Justice Kitchens, however, disagreed with the majority on this point. Justice Kitchens wrote that the lack of a statutory appeal mechanism was a “fatal constitutional deficiency” that the judicial branch of government could not rectify. According to Justice Kitchens, the court created by H.B. 1020 adopted some characteristics of municipal courts but also possessed conflicting characteristics. Thus, without plain language defining the legislature’s intent to create a municipal court within the CCID, Justice Kitchens wrote that the court had no authority to interpret the statute in that way.
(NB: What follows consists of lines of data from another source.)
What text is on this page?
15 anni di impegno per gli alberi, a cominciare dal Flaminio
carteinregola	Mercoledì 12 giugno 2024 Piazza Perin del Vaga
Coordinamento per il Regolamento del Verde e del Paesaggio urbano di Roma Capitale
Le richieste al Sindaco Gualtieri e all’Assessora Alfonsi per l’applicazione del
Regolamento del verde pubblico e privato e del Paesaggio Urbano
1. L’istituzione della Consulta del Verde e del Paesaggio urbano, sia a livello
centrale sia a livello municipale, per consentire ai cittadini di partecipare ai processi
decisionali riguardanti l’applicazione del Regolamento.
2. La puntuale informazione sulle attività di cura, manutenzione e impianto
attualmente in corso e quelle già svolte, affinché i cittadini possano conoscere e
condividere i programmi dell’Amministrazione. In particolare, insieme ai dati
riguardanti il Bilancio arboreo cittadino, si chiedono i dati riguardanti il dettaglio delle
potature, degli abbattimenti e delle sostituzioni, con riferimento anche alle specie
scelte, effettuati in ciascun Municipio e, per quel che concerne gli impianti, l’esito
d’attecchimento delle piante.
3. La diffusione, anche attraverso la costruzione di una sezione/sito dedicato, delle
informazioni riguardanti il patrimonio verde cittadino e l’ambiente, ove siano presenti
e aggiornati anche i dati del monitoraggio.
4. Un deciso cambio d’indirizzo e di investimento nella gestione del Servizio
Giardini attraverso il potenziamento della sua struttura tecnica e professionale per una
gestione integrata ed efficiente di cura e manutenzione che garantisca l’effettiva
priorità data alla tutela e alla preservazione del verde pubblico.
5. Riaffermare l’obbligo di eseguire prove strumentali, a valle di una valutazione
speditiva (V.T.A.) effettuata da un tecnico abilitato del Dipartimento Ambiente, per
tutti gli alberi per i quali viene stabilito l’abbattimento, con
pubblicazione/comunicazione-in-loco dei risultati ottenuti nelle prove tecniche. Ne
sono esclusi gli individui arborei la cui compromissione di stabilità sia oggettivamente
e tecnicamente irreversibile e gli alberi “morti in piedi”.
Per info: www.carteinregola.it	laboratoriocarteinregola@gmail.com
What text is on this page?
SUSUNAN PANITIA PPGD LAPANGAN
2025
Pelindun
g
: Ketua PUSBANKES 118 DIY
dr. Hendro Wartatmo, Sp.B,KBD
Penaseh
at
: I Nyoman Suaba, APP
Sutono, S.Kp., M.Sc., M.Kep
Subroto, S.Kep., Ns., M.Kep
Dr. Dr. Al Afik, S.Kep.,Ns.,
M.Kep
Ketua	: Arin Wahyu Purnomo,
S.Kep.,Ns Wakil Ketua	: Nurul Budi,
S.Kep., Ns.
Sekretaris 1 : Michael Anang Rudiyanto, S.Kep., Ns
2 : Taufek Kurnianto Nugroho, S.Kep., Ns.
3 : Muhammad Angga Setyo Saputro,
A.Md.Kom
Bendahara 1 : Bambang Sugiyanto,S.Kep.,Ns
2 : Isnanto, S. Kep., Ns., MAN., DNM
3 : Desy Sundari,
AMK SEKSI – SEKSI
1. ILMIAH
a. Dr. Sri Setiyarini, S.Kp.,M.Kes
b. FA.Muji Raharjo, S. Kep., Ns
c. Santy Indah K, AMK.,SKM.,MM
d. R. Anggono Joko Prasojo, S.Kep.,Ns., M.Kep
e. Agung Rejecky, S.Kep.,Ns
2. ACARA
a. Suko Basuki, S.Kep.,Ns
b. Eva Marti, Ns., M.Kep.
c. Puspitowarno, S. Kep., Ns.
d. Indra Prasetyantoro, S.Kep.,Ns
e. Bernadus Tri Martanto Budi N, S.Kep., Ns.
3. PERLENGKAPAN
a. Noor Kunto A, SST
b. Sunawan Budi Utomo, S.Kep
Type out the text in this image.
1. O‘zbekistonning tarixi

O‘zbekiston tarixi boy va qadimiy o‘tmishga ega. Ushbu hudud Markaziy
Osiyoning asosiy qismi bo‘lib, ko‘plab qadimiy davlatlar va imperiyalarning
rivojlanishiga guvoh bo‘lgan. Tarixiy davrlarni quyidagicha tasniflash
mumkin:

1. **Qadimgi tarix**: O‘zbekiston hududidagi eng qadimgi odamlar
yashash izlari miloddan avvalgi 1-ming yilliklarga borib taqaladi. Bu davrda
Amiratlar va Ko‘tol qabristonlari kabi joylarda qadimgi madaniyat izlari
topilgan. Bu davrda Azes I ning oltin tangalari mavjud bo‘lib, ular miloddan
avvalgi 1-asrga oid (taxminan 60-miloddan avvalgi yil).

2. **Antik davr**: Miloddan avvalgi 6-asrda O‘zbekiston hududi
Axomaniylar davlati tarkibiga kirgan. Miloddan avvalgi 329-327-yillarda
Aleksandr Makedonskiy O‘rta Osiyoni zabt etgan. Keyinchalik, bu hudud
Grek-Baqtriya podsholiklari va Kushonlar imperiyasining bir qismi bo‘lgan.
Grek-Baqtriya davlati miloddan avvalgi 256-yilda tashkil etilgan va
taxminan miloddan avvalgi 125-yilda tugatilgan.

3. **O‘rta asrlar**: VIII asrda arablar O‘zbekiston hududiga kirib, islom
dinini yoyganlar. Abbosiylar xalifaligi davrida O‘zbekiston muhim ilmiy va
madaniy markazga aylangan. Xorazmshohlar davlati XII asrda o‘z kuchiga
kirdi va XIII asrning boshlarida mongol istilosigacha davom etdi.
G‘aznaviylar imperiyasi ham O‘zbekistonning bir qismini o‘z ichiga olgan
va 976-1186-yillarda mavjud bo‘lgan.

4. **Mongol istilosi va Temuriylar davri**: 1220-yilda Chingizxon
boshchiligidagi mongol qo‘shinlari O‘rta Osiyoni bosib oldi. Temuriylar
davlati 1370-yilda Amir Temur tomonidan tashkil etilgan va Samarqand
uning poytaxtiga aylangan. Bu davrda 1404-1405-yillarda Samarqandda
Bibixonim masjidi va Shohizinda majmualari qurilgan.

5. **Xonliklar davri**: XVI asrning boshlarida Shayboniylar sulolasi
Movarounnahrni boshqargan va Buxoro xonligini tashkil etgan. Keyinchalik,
Further, Justice Kitchens wrote that the constitutionality presumption afforded to properly enacted legislation “is tempered by the separation of powers doctrine” and does not require nor allow the court to guess at the Legislature’s intent. Although Justice Kitchens disagreed with the majority on the constitutionality of Section 4, the full court agreed that Section 1 of H.B. 1020 was unconstitutional.
The Appointment of Temporary Judges
Section 1 of H.B. 1020 provides that the Chief Justice of the Supreme Court of Mississippi “shall appoint” four temporary judges to the Seventh Circuit Court District. Saunders argued that creating and appointing four additional judges to the Seventh Circuit violated the Mississippi Constitution. The Court agreed with Saunders, reasoning that even with the presumption of validity, H.B. 1020 conflicts with Article 6, Section 153 of the Mississippi Constitution. Article 6 requires the “judges of the circuit and chancery courts” to be elected by the people of Mississippi to hold office for four years. However, the Court further explained that all temporary special judge appointments are not inherently unconstitutional.
The precise language of Article 6, Section 153 has been excepted by § 9-1-05 of the Mississippi Code. § 9-1-05 provides for limited, enumerated circumstances where temporary judges may be appointed. Relevant to the case, § 9-1-05(2) provides that the Chief Justice of the Mississippi Supreme Court has the authority to appoint temporary judges in a circuit “in case of an emergency or overcrowded docket.” Saunders also challenged the Constitutionality of § 9-1-05. The Court held, however, that § 9-1-05 does not violate the Constitution because the statute does not provide for the creation of additional permanent judgeships but is instead “tethered to a specific emergency or docket backlog.” Although § 95-1-105(2) has been used to appoint temporary judges, the Court did not attempt to use the statute to uphold Section 1 of H.B. 1020.
In sum, H.B. 1020 and the expansion of the CCID still stand. Proponents of the CCID and those who believe in the positive impact of the legislation may sleep better at night knowing H.B. 1020 has withstood Constitutional muster. Saunders v. State, however, may also appease opponents of the legislation. Particularly those who saw H.B. 1020 as a disenfranchisement of the residents of Jackson since Section 1 of the bill allowing for the appointment instead of the election of the judges has been held to violate the Mississippi Constitution.